No. 1 Space Surveillance Unit (1SSU) was formed at RAAF Base Edinburgh in January 2023 as part of the Royal Australian Air Force. It became responsible for operating the space surveillance telescope and C-band radar, with initial support from No. 1 Remote Sensor Unit. 1SSU also operates a system to access data from the United States' Infrared Defense Satellite Program and Space-Based Infrared System which is downloaded at Joint Defence Facility Pine Gap in the Northern Territory. In July 2023 1SSU was transferred from the RAAF to the Australian Defence Force's Space Command.

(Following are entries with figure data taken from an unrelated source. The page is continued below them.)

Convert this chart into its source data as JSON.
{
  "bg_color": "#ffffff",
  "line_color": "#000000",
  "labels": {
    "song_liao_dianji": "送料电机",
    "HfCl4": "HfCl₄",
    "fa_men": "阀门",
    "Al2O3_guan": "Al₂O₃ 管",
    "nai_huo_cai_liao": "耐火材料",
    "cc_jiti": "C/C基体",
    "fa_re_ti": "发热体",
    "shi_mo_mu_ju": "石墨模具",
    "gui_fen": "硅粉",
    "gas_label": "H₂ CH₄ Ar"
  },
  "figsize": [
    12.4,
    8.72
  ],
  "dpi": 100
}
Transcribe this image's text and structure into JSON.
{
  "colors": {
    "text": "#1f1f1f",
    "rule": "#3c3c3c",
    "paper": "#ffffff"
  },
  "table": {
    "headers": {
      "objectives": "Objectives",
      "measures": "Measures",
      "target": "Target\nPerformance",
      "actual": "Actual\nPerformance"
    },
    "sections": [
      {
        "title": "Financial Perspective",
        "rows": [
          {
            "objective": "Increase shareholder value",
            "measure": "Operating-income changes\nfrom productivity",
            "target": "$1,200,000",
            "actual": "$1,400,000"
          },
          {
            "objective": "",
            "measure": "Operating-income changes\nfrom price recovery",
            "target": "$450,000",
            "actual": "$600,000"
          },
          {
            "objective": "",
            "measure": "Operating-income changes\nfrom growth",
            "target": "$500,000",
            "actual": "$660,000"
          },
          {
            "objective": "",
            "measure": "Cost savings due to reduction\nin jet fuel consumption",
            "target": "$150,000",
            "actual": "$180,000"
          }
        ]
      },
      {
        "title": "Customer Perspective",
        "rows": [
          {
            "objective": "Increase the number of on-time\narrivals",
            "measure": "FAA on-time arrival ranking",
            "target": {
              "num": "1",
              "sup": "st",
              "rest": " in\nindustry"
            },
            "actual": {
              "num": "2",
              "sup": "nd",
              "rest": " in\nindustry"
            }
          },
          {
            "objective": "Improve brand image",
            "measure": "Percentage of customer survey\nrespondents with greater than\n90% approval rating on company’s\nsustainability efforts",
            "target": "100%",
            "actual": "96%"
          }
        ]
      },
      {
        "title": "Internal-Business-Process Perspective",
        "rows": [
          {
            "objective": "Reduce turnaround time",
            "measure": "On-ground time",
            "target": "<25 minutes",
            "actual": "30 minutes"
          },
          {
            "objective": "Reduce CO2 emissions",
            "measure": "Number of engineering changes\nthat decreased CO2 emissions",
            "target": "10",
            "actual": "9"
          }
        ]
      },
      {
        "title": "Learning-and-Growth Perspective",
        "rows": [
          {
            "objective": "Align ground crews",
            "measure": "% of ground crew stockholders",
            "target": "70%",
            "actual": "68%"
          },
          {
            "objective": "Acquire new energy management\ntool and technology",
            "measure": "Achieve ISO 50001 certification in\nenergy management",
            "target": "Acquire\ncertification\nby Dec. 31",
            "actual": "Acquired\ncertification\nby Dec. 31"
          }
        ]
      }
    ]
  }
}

The United States Space Force's Mission Delta 2 provides assistance to 1SSU. Mission Delta 2's Operating Location Bravo is stationed at RAAF Base Edinburgh and forms part of 1SSU.

1SSU also includes a Commercial Data Mission Centre (CDMC) that was established in 2023 at the Lot Fourteen facility in central Adelaide. The CDMC uses data from commercial space surveillance sensors to augment the ADF's capabilities. It also contributes to the United States' Joint Commercial Operations initiative.